彼は力を手に入れて




キス、接吻、チュウ。どの表現でもいいが、つまり俺は精霊の口に当たる所と自らの口を重ね合わせてしまっているというわけだ。


炎の精霊らしく、口の中はかなり熱い。だが、火傷しない程度には抑えられているのか熱い止まりだ。舌のような何かが俺の口腔を這いずり回る。


慌てて精霊を引き剥がそうとするも、疲れ切った体では抵抗出来ない。寧ろ抵抗しようとして払った手まで絡め取られ、より逃げ出せなくなる。


文字通り熱烈な俺達のキスシーンを見て、サウリールは引き止めることは愚か口出しをする事もしない。顔を赤らめ、恥ずかしそうに手で覆う。


いや、良くみると僅かに開いた指の隙間から此方を見ているようだ。それは流石に王道すぎやしないだろうか。

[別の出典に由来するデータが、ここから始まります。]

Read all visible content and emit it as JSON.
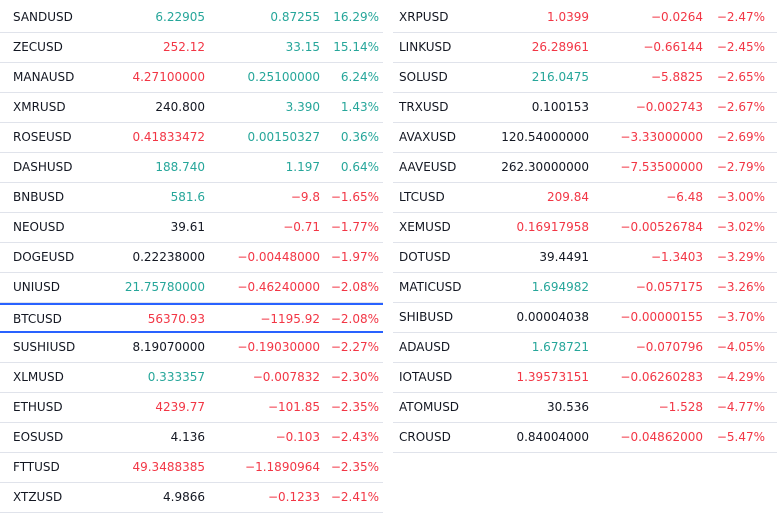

たっぷり一分程は息継ぎも無しにキスしていただろうか。漸く精霊の口が離され、体の拘束も解かれる。俺は精霊から慌てて距離を取ると、荒い息を直す間も無く口を拭う。



「はぁっ、はぁっ……な、何の真似だ……!」


『フン、敗者が勝者に身を捧げただけの話だ。我は忠実だからな、然るべき報酬は払う。そら、自身の力を確認してみると良い』



促されるままに炎を使ってみる。するとどうだろうか、指の先に小さくマッチ程の炎を出したつもりが、出て来たのはキャンプファイアー程の大火だった。


あまりの火力の違いに驚愕し、思わず精霊の方を見る。顔が無いため表情は分からないが、どうにも得意げになっている雰囲気は伝わってくる。

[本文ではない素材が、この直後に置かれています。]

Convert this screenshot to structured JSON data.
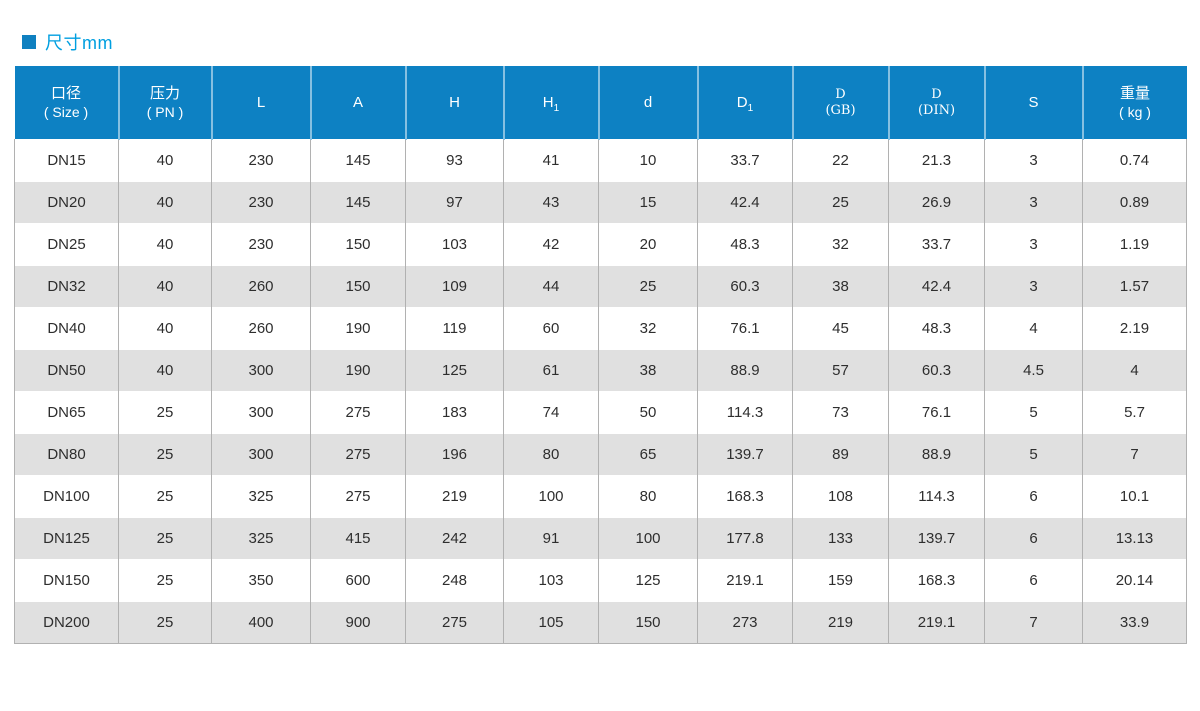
{
  "section": {
    "title": "尺寸mm"
  },
  "colors": {
    "header_bg": "#0d81c3",
    "title_text": "#009fe0",
    "title_marker": "#0f80c0",
    "row_stripe_bg": "#e0e0e0",
    "row_bg": "#ffffff",
    "grid_border": "#b1b1b1",
    "cell_text": "#2e2e2e",
    "header_text": "#ffffff"
  },
  "table": {
    "columns": [
      {
        "id": "size",
        "label": "口径",
        "label2": "( Size )"
      },
      {
        "id": "pn",
        "label": "压力",
        "label2": "( PN )"
      },
      {
        "id": "l",
        "label": "L"
      },
      {
        "id": "a",
        "label": "A"
      },
      {
        "id": "h",
        "label": "H"
      },
      {
        "id": "h1",
        "label": "H",
        "sub": "1"
      },
      {
        "id": "d",
        "label": "d"
      },
      {
        "id": "d1",
        "label": "D",
        "sub": "1"
      },
      {
        "id": "d-gb",
        "label": "D",
        "label2": "(GB)",
        "style": "serif"
      },
      {
        "id": "d-din",
        "label": "D",
        "label2": "(DIN)",
        "style": "serif"
      },
      {
        "id": "s",
        "label": "S"
      },
      {
        "id": "weight",
        "label": "重量",
        "label2": "( kg )"
      }
    ],
    "rows": [
      [
        "DN15",
        "40",
        "230",
        "145",
        "93",
        "41",
        "10",
        "33.7",
        "22",
        "21.3",
        "3",
        "0.74"
      ],
      [
        "DN20",
        "40",
        "230",
        "145",
        "97",
        "43",
        "15",
        "42.4",
        "25",
        "26.9",
        "3",
        "0.89"
      ],
      [
        "DN25",
        "40",
        "230",
        "150",
        "103",
        "42",
        "20",
        "48.3",
        "32",
        "33.7",
        "3",
        "1.19"
      ],
      [
        "DN32",
        "40",
        "260",
        "150",
        "109",
        "44",
        "25",
        "60.3",
        "38",
        "42.4",
        "3",
        "1.57"
      ],
      [
        "DN40",
        "40",
        "260",
        "190",
        "119",
        "60",
        "32",
        "76.1",
        "45",
        "48.3",
        "4",
        "2.19"
      ],
      [
        "DN50",
        "40",
        "300",
        "190",
        "125",
        "61",
        "38",
        "88.9",
        "57",
        "60.3",
        "4.5",
        "4"
      ],
      [
        "DN65",
        "25",
        "300",
        "275",
        "183",
        "74",
        "50",
        "114.3",
        "73",
        "76.1",
        "5",
        "5.7"
      ],
      [
        "DN80",
        "25",
        "300",
        "275",
        "196",
        "80",
        "65",
        "139.7",
        "89",
        "88.9",
        "5",
        "7"
      ],
      [
        "DN100",
        "25",
        "325",
        "275",
        "219",
        "100",
        "80",
        "168.3",
        "108",
        "114.3",
        "6",
        "10.1"
      ],
      [
        "DN125",
        "25",
        "325",
        "415",
        "242",
        "91",
        "100",
        "177.8",
        "133",
        "139.7",
        "6",
        "13.13"
      ],
      [
        "DN150",
        "25",
        "350",
        "600",
        "248",
        "103",
        "125",
        "219.1",
        "159",
        "168.3",
        "6",
        "20.14"
      ],
      [
        "DN200",
        "25",
        "400",
        "900",
        "275",
        "105",
        "150",
        "273",
        "219",
        "219.1",
        "7",
        "33.9"
      ]
    ]
  }
}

『我の力を委譲したのだよ。同じ炎の力だ、悪くない気分だろう?』



確かに、これは凄い。先程までの極大魔法の炎を纏っていた時か、もしくはそれ以上の力が溢れてくる。


精霊の力そのものを移植されたということか。それ程の物であれば多少体への影響もありそうな物だが、恐らく精霊が炎そのものであるため、俺の能力で吸収出来たのであろう。


その譲渡の行為が、先程のディープなキスか。



「……いや、確かに助かるが別にキスする必要は無かったよな?」


『フ、そう言うな。精霊と口付けした人間など恐らくこの世界で初めてだぞ? 因みに我のファーストキスでもある』


「俺だってそうだよ!」


『だから主殿あるじどのはダメなのだ。この程度で恥ずかしがる様では先が思いやられるぞ』


「べ、別に恥ずかしがってるわけじゃ……てかなんだ主殿って」



先程まで俺の呼び方は『貴様』だった筈だが、急にどうしたと言うのか。争いあっていた相手に急にへりくだられるのは、はっきり言って気味が悪い。

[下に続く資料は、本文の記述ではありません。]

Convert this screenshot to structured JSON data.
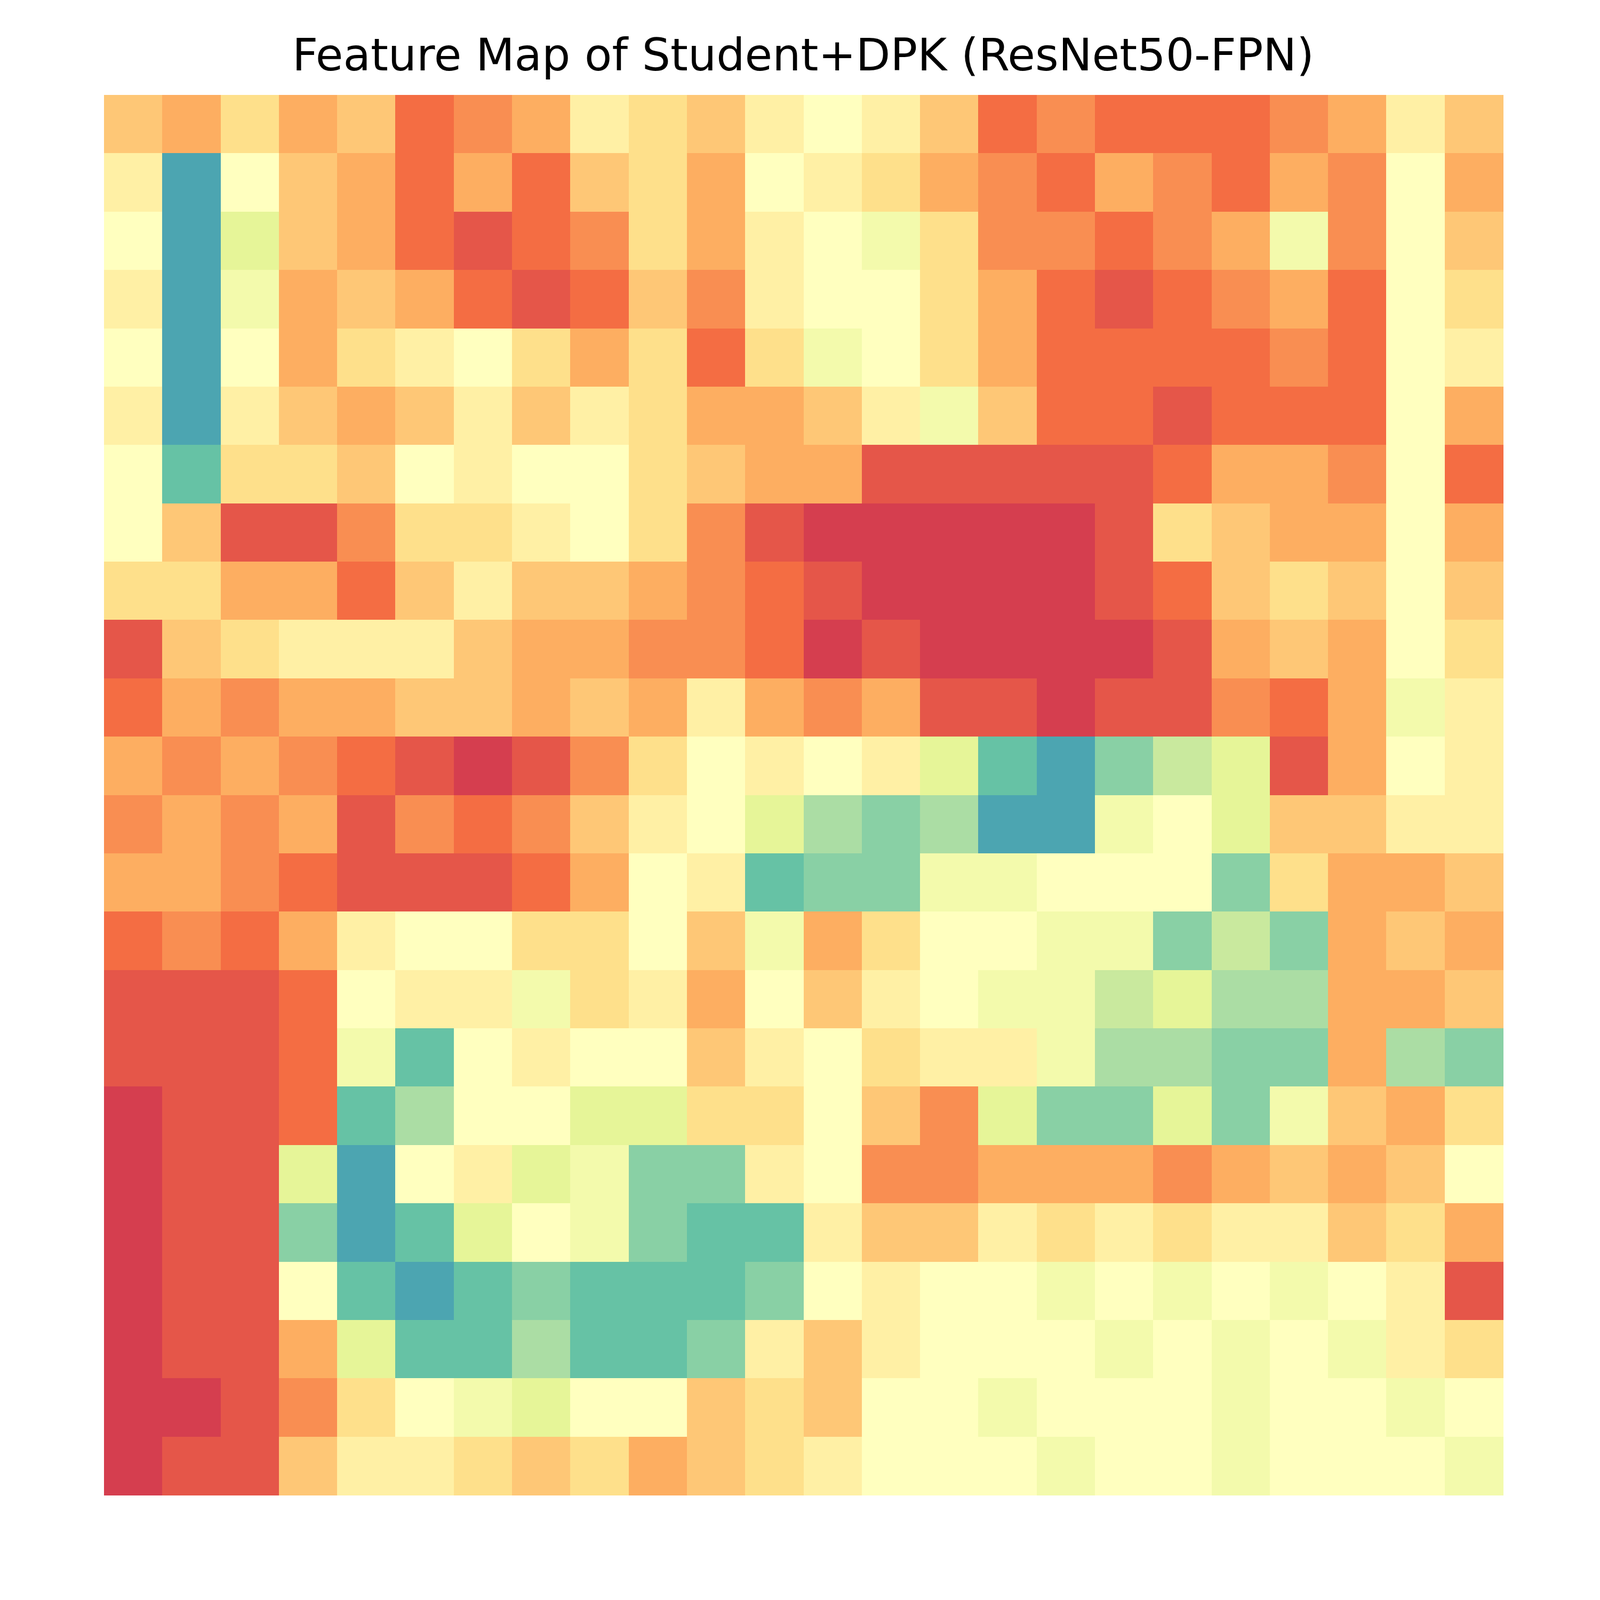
{
  "chart_data": {
    "type": "heatmap",
    "title": "Feature Map of Student+DPK (ResNet50-FPN)",
    "color": "Spectral",
    "tick_labels": false,
    "value_range": [
      0,
      1
    ],
    "cells": [
      [
        0.35,
        0.3,
        0.4,
        0.3,
        0.35,
        0.2,
        0.25,
        0.3,
        0.45,
        0.4,
        0.35,
        0.45,
        0.5,
        0.45,
        0.35,
        0.2,
        0.25,
        0.2,
        0.2,
        0.2,
        0.25,
        0.3,
        0.45,
        0.35
      ],
      [
        0.45,
        0.85,
        0.5,
        0.35,
        0.3,
        0.2,
        0.3,
        0.2,
        0.35,
        0.4,
        0.3,
        0.5,
        0.45,
        0.4,
        0.3,
        0.25,
        0.2,
        0.3,
        0.25,
        0.2,
        0.3,
        0.25,
        0.5,
        0.3
      ],
      [
        0.5,
        0.85,
        0.6,
        0.35,
        0.3,
        0.2,
        0.15,
        0.2,
        0.25,
        0.4,
        0.3,
        0.45,
        0.5,
        0.55,
        0.4,
        0.25,
        0.25,
        0.2,
        0.25,
        0.3,
        0.55,
        0.25,
        0.5,
        0.35
      ],
      [
        0.45,
        0.85,
        0.55,
        0.3,
        0.35,
        0.3,
        0.2,
        0.15,
        0.2,
        0.35,
        0.25,
        0.45,
        0.5,
        0.5,
        0.4,
        0.3,
        0.2,
        0.15,
        0.2,
        0.25,
        0.3,
        0.2,
        0.5,
        0.4
      ],
      [
        0.5,
        0.85,
        0.5,
        0.3,
        0.4,
        0.45,
        0.5,
        0.4,
        0.3,
        0.4,
        0.2,
        0.4,
        0.55,
        0.5,
        0.4,
        0.3,
        0.2,
        0.2,
        0.2,
        0.2,
        0.25,
        0.2,
        0.5,
        0.45
      ],
      [
        0.45,
        0.85,
        0.45,
        0.35,
        0.3,
        0.35,
        0.45,
        0.35,
        0.45,
        0.4,
        0.3,
        0.3,
        0.35,
        0.45,
        0.55,
        0.35,
        0.2,
        0.2,
        0.15,
        0.2,
        0.2,
        0.2,
        0.5,
        0.3
      ],
      [
        0.5,
        0.8,
        0.4,
        0.4,
        0.35,
        0.5,
        0.45,
        0.5,
        0.5,
        0.4,
        0.35,
        0.3,
        0.3,
        0.15,
        0.15,
        0.15,
        0.15,
        0.15,
        0.2,
        0.3,
        0.3,
        0.25,
        0.5,
        0.2
      ],
      [
        0.5,
        0.35,
        0.15,
        0.15,
        0.25,
        0.4,
        0.4,
        0.45,
        0.5,
        0.4,
        0.25,
        0.15,
        0.1,
        0.1,
        0.1,
        0.1,
        0.1,
        0.15,
        0.4,
        0.35,
        0.3,
        0.3,
        0.5,
        0.3
      ],
      [
        0.4,
        0.4,
        0.3,
        0.3,
        0.2,
        0.35,
        0.45,
        0.35,
        0.35,
        0.3,
        0.25,
        0.2,
        0.15,
        0.1,
        0.1,
        0.1,
        0.1,
        0.15,
        0.2,
        0.35,
        0.4,
        0.35,
        0.5,
        0.35
      ],
      [
        0.15,
        0.35,
        0.4,
        0.45,
        0.45,
        0.45,
        0.35,
        0.3,
        0.3,
        0.25,
        0.25,
        0.2,
        0.1,
        0.15,
        0.1,
        0.1,
        0.1,
        0.1,
        0.15,
        0.3,
        0.35,
        0.3,
        0.5,
        0.4
      ],
      [
        0.2,
        0.3,
        0.25,
        0.3,
        0.3,
        0.35,
        0.35,
        0.3,
        0.35,
        0.3,
        0.45,
        0.3,
        0.25,
        0.3,
        0.15,
        0.15,
        0.1,
        0.15,
        0.15,
        0.25,
        0.2,
        0.3,
        0.55,
        0.45
      ],
      [
        0.3,
        0.25,
        0.3,
        0.25,
        0.2,
        0.15,
        0.1,
        0.15,
        0.25,
        0.4,
        0.5,
        0.45,
        0.5,
        0.45,
        0.6,
        0.8,
        0.85,
        0.75,
        0.65,
        0.6,
        0.15,
        0.3,
        0.5,
        0.45
      ],
      [
        0.25,
        0.3,
        0.25,
        0.3,
        0.15,
        0.25,
        0.2,
        0.25,
        0.35,
        0.45,
        0.5,
        0.6,
        0.7,
        0.75,
        0.7,
        0.85,
        0.85,
        0.55,
        0.5,
        0.6,
        0.35,
        0.35,
        0.45,
        0.45
      ],
      [
        0.3,
        0.3,
        0.25,
        0.2,
        0.15,
        0.15,
        0.15,
        0.2,
        0.3,
        0.5,
        0.45,
        0.8,
        0.75,
        0.75,
        0.55,
        0.55,
        0.5,
        0.5,
        0.5,
        0.75,
        0.4,
        0.3,
        0.3,
        0.35
      ],
      [
        0.2,
        0.25,
        0.2,
        0.3,
        0.45,
        0.5,
        0.5,
        0.4,
        0.4,
        0.5,
        0.35,
        0.55,
        0.3,
        0.4,
        0.5,
        0.5,
        0.55,
        0.55,
        0.75,
        0.65,
        0.75,
        0.3,
        0.35,
        0.3
      ],
      [
        0.15,
        0.15,
        0.15,
        0.2,
        0.5,
        0.45,
        0.45,
        0.55,
        0.4,
        0.45,
        0.3,
        0.5,
        0.35,
        0.45,
        0.5,
        0.55,
        0.55,
        0.65,
        0.6,
        0.7,
        0.7,
        0.3,
        0.3,
        0.35
      ],
      [
        0.15,
        0.15,
        0.15,
        0.2,
        0.55,
        0.8,
        0.5,
        0.45,
        0.5,
        0.5,
        0.35,
        0.45,
        0.5,
        0.4,
        0.45,
        0.45,
        0.55,
        0.7,
        0.7,
        0.75,
        0.75,
        0.3,
        0.7,
        0.75
      ],
      [
        0.1,
        0.15,
        0.15,
        0.2,
        0.8,
        0.7,
        0.5,
        0.5,
        0.6,
        0.6,
        0.4,
        0.4,
        0.5,
        0.35,
        0.25,
        0.6,
        0.75,
        0.75,
        0.6,
        0.75,
        0.55,
        0.35,
        0.3,
        0.4
      ],
      [
        0.1,
        0.15,
        0.15,
        0.6,
        0.85,
        0.5,
        0.45,
        0.6,
        0.55,
        0.75,
        0.75,
        0.45,
        0.5,
        0.25,
        0.25,
        0.3,
        0.3,
        0.3,
        0.25,
        0.3,
        0.35,
        0.3,
        0.35,
        0.5
      ],
      [
        0.1,
        0.15,
        0.15,
        0.75,
        0.85,
        0.8,
        0.6,
        0.5,
        0.55,
        0.75,
        0.8,
        0.8,
        0.45,
        0.35,
        0.35,
        0.45,
        0.4,
        0.45,
        0.4,
        0.45,
        0.45,
        0.35,
        0.4,
        0.3
      ],
      [
        0.1,
        0.15,
        0.15,
        0.5,
        0.8,
        0.85,
        0.8,
        0.75,
        0.8,
        0.8,
        0.8,
        0.75,
        0.5,
        0.45,
        0.5,
        0.5,
        0.55,
        0.5,
        0.55,
        0.5,
        0.55,
        0.5,
        0.45,
        0.15
      ],
      [
        0.1,
        0.15,
        0.15,
        0.3,
        0.6,
        0.8,
        0.8,
        0.7,
        0.8,
        0.8,
        0.75,
        0.45,
        0.35,
        0.45,
        0.5,
        0.5,
        0.5,
        0.55,
        0.5,
        0.55,
        0.5,
        0.55,
        0.45,
        0.4
      ],
      [
        0.1,
        0.1,
        0.15,
        0.25,
        0.4,
        0.5,
        0.55,
        0.6,
        0.5,
        0.5,
        0.35,
        0.4,
        0.35,
        0.5,
        0.5,
        0.55,
        0.5,
        0.5,
        0.5,
        0.55,
        0.5,
        0.5,
        0.55,
        0.5
      ],
      [
        0.1,
        0.15,
        0.15,
        0.35,
        0.45,
        0.45,
        0.4,
        0.35,
        0.4,
        0.3,
        0.35,
        0.4,
        0.45,
        0.5,
        0.5,
        0.5,
        0.55,
        0.5,
        0.5,
        0.55,
        0.5,
        0.5,
        0.5,
        0.55
      ]
    ]
  }
}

精霊はらしくもなく肩をすくめると、呆れた様に首を振った。



『先程も言っただろう? 敗者は勝者に身を捧げる。従って、我の身も主殿に捧げられたということだ。クク、自由に扱える精霊だぞ? どうだ、嬉しいだろう?』


「え、いや別に……」



思わず素で回答してしまう俺。精霊は此方を見ている状態でピシリと固まる。



『……そんなバカな!? これまで我に挑んだ者など我の身柄以外考えていなかったぞ!? まさか、よもや本気で戦っただけなのか!?』


「いや、別に戦いたくて来たわけじゃないし。強制エンカウントからの有無を言わさず戦闘突入だったし」


『バカな、あり得ん。我が一大決心をして主殿に仕えようと心に決めたのは一体何の為に……』



そう、別に俺は一言も戦いたいとは言っていない。つまり悪いのは一人で勘違いしていた精霊だけである。寧ろいきなり戦わされた俺に謝罪が欲しいくらいだ。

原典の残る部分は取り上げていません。